At the foot of an unmade bed a bird of paradise.
Motel carpet melted where an iron had been.
His attention anchored to a late night glory hole.
Of janitorial carts no heaviness like theirs.
Desire seen cavorting with the yes inside the no.
A soul kiss swimming solo in an open wound.
The self as church where the whores now gather in.

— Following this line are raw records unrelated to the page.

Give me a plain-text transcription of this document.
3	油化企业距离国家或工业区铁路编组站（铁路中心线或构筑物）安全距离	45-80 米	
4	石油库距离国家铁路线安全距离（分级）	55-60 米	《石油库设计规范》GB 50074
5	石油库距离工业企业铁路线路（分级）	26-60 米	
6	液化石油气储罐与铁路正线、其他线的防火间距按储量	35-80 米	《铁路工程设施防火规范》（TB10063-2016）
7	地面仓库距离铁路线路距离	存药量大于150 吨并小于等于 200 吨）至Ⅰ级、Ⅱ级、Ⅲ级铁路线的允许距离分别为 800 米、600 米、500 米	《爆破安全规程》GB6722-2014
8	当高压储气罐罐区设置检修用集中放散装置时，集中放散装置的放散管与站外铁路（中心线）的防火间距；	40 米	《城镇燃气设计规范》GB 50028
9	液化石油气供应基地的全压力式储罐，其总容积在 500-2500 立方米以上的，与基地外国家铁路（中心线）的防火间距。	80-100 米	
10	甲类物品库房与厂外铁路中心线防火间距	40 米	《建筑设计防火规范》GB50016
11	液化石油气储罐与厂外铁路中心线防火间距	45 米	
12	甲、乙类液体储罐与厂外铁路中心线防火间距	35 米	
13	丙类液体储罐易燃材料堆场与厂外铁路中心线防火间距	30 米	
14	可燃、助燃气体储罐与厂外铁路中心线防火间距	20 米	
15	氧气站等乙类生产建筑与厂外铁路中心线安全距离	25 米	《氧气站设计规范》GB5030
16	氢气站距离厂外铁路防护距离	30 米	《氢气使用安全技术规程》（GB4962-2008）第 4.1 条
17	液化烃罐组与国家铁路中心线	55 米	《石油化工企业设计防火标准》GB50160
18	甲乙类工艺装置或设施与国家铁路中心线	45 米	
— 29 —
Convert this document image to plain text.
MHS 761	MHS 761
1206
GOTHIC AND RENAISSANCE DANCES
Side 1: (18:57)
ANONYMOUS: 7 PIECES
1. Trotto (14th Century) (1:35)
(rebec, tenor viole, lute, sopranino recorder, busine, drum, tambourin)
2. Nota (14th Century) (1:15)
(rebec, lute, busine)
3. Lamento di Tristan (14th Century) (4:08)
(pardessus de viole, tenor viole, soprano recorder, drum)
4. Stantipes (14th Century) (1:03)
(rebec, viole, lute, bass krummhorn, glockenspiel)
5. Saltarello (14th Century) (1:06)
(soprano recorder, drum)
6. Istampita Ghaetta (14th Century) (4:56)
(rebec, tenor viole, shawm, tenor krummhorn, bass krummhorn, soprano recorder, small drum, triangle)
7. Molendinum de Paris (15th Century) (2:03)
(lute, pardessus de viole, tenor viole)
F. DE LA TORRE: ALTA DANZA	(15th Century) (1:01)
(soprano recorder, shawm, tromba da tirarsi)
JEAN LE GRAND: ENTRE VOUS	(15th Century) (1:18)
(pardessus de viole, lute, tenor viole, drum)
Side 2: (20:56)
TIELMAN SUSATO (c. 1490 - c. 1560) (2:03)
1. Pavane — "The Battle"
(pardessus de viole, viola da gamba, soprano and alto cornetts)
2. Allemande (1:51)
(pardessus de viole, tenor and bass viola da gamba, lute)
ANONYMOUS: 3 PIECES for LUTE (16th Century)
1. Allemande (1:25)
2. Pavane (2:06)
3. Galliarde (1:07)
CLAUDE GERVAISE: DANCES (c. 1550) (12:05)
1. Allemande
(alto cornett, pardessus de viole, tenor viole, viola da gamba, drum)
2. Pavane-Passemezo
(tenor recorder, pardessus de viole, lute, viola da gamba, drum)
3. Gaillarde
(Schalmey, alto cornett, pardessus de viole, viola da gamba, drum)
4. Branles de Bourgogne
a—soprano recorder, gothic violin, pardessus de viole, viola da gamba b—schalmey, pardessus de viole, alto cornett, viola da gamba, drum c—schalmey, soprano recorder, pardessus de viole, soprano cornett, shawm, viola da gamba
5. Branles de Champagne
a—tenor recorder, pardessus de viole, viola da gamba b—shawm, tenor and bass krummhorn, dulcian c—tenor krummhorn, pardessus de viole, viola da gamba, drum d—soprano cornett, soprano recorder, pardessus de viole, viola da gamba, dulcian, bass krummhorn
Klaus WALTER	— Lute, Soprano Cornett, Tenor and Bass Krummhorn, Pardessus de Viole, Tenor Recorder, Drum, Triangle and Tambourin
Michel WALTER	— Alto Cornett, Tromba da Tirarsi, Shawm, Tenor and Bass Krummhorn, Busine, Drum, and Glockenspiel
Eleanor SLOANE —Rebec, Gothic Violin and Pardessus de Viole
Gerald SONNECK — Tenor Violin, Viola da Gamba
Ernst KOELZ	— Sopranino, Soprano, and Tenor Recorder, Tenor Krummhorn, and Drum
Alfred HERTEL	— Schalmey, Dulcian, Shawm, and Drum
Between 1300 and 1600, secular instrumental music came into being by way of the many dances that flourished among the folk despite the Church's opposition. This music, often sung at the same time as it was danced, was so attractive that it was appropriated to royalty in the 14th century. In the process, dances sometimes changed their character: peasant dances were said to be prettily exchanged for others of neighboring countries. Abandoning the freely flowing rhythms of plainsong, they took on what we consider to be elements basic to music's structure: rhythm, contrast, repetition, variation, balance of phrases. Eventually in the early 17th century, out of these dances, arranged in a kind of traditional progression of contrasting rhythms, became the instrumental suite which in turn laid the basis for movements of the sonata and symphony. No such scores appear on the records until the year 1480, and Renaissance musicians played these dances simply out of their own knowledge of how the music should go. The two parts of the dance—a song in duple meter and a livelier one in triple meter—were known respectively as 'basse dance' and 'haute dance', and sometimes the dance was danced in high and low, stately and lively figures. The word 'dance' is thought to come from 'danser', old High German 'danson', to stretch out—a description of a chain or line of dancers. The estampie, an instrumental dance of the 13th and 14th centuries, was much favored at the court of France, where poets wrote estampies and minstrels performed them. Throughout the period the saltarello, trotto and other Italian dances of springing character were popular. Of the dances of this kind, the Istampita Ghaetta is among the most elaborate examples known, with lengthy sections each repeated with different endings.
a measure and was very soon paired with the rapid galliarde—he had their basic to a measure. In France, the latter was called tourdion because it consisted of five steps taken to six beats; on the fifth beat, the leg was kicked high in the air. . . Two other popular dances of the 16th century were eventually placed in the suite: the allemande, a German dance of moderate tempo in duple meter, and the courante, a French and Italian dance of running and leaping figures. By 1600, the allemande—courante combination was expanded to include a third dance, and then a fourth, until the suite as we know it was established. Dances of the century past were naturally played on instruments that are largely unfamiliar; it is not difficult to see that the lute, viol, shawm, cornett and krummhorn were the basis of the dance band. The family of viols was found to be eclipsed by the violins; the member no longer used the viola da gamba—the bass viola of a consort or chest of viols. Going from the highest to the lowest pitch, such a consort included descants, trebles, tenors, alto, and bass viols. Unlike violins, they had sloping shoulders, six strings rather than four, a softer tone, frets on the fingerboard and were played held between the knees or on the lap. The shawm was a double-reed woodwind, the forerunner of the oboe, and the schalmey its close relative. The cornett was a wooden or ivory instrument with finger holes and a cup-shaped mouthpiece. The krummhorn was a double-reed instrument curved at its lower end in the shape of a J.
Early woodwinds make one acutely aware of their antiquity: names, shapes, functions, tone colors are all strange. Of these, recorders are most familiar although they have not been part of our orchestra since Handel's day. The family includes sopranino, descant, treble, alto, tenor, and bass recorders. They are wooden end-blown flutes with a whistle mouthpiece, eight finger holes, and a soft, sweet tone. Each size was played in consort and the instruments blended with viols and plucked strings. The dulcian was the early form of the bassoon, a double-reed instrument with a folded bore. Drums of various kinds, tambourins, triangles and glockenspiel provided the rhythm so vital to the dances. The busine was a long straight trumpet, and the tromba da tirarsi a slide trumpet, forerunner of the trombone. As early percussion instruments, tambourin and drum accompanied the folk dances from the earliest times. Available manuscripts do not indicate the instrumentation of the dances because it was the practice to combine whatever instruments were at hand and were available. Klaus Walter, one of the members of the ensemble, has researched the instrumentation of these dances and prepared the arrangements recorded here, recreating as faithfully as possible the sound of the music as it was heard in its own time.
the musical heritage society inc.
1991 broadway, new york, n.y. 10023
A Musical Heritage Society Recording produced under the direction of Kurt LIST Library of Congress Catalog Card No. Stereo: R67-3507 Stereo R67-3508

2. Red Cloth by Jean Valentine
Red cloth
I lie on the ground
otherwise nothing could hold
I put my hand on the ground
the membrane is gone
and nothing does hold
your place in the ground
is all of it
and it is breathing
3. A Clear Midnight by Walt Whitman
This is thy hour O Soul, thy free flight into the wordless,
Away from books, away from art, the day erased, the lesson
done,
Thee fully forth emerging, silent, gazing, pondering the
themes thou lovest best,
Night, sleep, death and the stars.
4. Water Music by Robert Creeley
The words are a beautiful music.
The words bounce like in water.
Water music,
loud in the clearing
off the boats,
birds, leaves.
They look for a place
to sit and eat--
no meaning,
no point
5. Te Deum by Charles Reznikoff
Not because of victories
I sing,
having none,
but for the common sunshine,
the breeze,
the largess of the spring.
Not for victory
but for the day's work done
as well as I was able;
not for a seat upon the dais
but at the common table.
6. Nothing Gold Can Stay by Robert Frost
Nature's first green is gold,
Her hardest hue to hold.
Her early leaf's a flower;
But only so an hour.
Then leaf subsides to leaf.
So Eden sank to grief,
So dawn goes down to day.
Nothing gold can stay.
I appreciate Robert Frost's poetry because he usually writes about simple settings in nature or simple facts of life that are often over looked. "Nothing Gold Can Stay" is my favorite poem of his because he expresses simultaneous feelings of joy and sorrow towards nature. It makes you understand the beauty of the process nature goes through with the seasons changing. I also like how he uses an Allusion to the bible to better convey that this process has always been and always will be the way it happens.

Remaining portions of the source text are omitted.